Res2Net/Res2Net-PretrainedModels

Res2NeXt on Cifar100

qiangwang57 opened this issue · 13 comments

Hi @gasvn ,

Thanks for the brilliant work!

I have a couple of simple questions regarding Res2NeXt on Cifar100.

  1. The implementation for ImageNet used the block without hierarchical addition for downsampling, but the code you mentioned in other issue threads (https://gist.github.com/gasvn/cd7653ef93fb147be05f1ae4abad6589) used group convolutions as the first block at each stage for downsampling instead. I wonder which one is the correct one?
  2. Did you use batch size 256 or 128 for the training? I saw your init LR was set to 0.05, which was used by ResNeXt for batch size 256.

Best wishes,

Qiang

gasvn commented

What's your reproduced number? The downsampling module has no hierarchical addition. And use group conv or the form in the res2net for imagenet for the dowmsampling module have similar results on cifar100. I use batch-size of 64 and lr=0.05 on cifar100 without tuning.

gasvn commented

Please let me know if you still cannot reproduce our results.

Thanks @gasvn for the timely response.

I follow the architecture on ImageNet with batch size 128 and lr 0.1 using 4 GPUs. I managed to reproduce the ResNeXt results, but for Res2NeXt, it is only 80.78.

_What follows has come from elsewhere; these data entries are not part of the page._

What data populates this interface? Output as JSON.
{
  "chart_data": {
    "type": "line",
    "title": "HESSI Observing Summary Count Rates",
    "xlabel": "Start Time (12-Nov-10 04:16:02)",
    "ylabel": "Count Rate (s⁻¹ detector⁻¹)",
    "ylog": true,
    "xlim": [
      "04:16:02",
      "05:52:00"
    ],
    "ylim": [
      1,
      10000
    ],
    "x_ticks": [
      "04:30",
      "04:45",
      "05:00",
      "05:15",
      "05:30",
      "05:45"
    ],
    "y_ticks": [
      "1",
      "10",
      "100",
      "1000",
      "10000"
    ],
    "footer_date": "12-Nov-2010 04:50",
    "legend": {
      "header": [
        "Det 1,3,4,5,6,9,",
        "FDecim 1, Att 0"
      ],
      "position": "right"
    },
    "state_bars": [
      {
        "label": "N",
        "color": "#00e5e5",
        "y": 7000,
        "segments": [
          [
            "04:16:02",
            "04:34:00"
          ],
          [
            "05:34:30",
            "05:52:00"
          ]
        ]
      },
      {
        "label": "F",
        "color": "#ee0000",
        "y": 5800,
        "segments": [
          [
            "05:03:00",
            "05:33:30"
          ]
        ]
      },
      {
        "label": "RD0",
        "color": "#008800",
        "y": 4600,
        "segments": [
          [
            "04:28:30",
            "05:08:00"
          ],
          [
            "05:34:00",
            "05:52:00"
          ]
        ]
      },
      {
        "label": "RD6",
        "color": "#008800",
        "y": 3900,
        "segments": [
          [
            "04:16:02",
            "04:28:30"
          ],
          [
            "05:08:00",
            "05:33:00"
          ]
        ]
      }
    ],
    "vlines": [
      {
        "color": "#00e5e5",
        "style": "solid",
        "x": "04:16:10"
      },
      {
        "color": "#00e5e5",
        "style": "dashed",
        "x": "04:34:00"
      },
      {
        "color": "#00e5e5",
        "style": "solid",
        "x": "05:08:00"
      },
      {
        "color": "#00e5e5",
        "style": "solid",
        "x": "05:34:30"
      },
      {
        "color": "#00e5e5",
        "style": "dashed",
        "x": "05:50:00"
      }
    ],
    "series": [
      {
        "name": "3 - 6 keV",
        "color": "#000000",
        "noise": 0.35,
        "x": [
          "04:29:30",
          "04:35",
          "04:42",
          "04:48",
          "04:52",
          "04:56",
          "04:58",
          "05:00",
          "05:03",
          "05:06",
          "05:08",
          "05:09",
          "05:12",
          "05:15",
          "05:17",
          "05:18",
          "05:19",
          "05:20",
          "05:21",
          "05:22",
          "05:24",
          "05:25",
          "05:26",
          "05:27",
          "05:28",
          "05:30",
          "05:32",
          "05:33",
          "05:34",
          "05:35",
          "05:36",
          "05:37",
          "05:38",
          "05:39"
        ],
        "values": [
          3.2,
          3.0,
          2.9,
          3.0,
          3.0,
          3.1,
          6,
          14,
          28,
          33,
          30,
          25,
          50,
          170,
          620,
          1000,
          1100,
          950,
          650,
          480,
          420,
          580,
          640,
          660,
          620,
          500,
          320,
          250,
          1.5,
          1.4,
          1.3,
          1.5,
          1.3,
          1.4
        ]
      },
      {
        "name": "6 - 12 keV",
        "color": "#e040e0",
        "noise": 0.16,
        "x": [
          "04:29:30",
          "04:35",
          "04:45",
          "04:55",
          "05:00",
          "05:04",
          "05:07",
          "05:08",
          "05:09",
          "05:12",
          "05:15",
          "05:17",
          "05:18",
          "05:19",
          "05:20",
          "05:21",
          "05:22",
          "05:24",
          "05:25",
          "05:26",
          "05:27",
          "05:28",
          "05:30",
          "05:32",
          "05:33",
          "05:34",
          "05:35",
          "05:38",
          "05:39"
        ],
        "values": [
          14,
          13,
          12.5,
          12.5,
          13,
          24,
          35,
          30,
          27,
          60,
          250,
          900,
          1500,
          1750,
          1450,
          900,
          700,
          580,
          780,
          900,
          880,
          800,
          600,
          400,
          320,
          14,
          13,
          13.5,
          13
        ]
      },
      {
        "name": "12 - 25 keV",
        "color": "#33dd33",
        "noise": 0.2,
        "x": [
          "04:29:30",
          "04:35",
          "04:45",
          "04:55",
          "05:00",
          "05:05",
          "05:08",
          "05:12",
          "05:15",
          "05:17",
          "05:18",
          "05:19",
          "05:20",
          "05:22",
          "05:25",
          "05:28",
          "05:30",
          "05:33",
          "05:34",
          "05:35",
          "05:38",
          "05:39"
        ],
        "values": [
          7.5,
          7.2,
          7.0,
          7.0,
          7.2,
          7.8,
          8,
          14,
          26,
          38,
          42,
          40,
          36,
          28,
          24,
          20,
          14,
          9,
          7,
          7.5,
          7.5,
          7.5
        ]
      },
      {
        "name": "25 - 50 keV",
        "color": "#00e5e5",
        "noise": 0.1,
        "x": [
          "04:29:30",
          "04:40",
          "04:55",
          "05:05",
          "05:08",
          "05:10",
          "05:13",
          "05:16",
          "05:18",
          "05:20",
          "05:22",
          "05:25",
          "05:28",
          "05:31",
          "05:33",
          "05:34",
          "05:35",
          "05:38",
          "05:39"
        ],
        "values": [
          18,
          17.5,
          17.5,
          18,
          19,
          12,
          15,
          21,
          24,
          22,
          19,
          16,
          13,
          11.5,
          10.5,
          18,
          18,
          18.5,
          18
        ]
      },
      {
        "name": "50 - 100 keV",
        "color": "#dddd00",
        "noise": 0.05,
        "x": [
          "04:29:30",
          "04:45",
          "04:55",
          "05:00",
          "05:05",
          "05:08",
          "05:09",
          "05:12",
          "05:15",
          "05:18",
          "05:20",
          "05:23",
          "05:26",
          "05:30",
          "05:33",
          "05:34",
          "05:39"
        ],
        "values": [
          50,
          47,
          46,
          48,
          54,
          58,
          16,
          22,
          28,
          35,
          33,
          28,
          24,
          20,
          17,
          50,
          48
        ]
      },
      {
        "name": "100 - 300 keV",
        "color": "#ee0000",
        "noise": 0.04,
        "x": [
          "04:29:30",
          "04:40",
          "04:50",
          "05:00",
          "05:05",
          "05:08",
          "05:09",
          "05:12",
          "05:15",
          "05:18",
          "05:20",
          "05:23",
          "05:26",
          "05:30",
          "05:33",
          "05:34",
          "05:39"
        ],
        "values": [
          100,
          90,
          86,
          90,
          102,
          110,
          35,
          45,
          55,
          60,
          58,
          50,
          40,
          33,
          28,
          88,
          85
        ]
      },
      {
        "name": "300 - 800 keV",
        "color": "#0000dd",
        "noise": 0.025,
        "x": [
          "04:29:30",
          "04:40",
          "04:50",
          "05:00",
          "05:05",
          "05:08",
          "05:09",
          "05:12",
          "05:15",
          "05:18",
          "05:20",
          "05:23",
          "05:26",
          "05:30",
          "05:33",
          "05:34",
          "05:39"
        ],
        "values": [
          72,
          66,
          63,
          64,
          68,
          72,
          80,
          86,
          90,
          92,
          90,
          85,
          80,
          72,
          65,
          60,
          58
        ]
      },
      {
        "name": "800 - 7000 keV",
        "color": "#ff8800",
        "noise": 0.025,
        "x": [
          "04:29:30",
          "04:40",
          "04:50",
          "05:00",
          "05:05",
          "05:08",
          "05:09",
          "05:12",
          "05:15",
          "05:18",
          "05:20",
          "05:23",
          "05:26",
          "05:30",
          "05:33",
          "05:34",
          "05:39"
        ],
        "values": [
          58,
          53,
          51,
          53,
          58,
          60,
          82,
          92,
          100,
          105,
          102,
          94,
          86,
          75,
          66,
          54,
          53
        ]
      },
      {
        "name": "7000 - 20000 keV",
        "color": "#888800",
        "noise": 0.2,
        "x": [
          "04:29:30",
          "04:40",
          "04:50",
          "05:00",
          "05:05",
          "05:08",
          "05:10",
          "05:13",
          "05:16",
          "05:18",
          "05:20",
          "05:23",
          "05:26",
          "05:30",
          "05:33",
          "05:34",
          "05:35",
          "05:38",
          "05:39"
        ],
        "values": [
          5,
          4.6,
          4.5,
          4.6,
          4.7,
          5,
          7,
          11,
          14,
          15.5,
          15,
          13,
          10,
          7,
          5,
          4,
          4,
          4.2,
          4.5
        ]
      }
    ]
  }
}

The only difference I found is the mean and std, where yours are
mean = [0.485, 0.456, 0.406],
std = [0.229, 0.224, 0.225]
which are for ImageNet. I wonder why you choose them for cifar100?

gasvn commented

I didn't notice this when I was training the Res2NeXt. Maybe you can try to use one gpu with batchsize 64 as I did. From my experience, it should not be hard to reproduce the result. I will send you my code once I found it.

I didn't notice this when I was training the Res2NeXt. Maybe you can try to use one gpu with batchsize 64 as I did. From my experience, it should not be hard to reproduce the result. I will send you my code once I found it.

Thanks @gasvn , I will try it and get back to you with the results.

Hi @gasvn ,

I have tried different combinations of downsampling block, batch size, lr, # GPUs, and mean and std, but unfortunately, I did not manage to reproduce the results, even close. The best so far is over 18%.

gasvn commented

Have you manage to reproduce our results?

gasvn commented

I managed to find the code I used for training the res2net on cifar100.
It can reproduce the result of Res2NeXt-29, 6c×24w×4s

  • BestPrec so far@1 83.020 in epoch 273

https://gist.github.com/gasvn/a1793919427f799e74bb7c900af11d4c

I managed to find the code I used for training the res2net on cifar100.
It can reproduce the result of Res2NeXt-29, 6c×24w×4s

  • BestPrec so far@1 83.020 in epoch 273

https://gist.github.com/gasvn/a1793919427f799e74bb7c900af11d4c

Perfect! Thank you very much! I will let you know the results!

I assume the following parameters you used for the training:
batch size: 64
init LR: 0.05
single GPU

Apart from those, anything else I need to pay special attention?

Cheers, Qiang

gasvn commented

Have you manage to reproduce our results? Sorry, there is nothing else that I can help you with.

请问在stride=2的时候,前后两个尺寸不一样是怎么融合呢,直接相加会不会又问题啊

Have you manage to reproduce our results? Sorry, there is nothing else that I can help you with.

Unfortunately, I did not manage to reproduce the results, even close ones.

Anyway, really appreciate your help!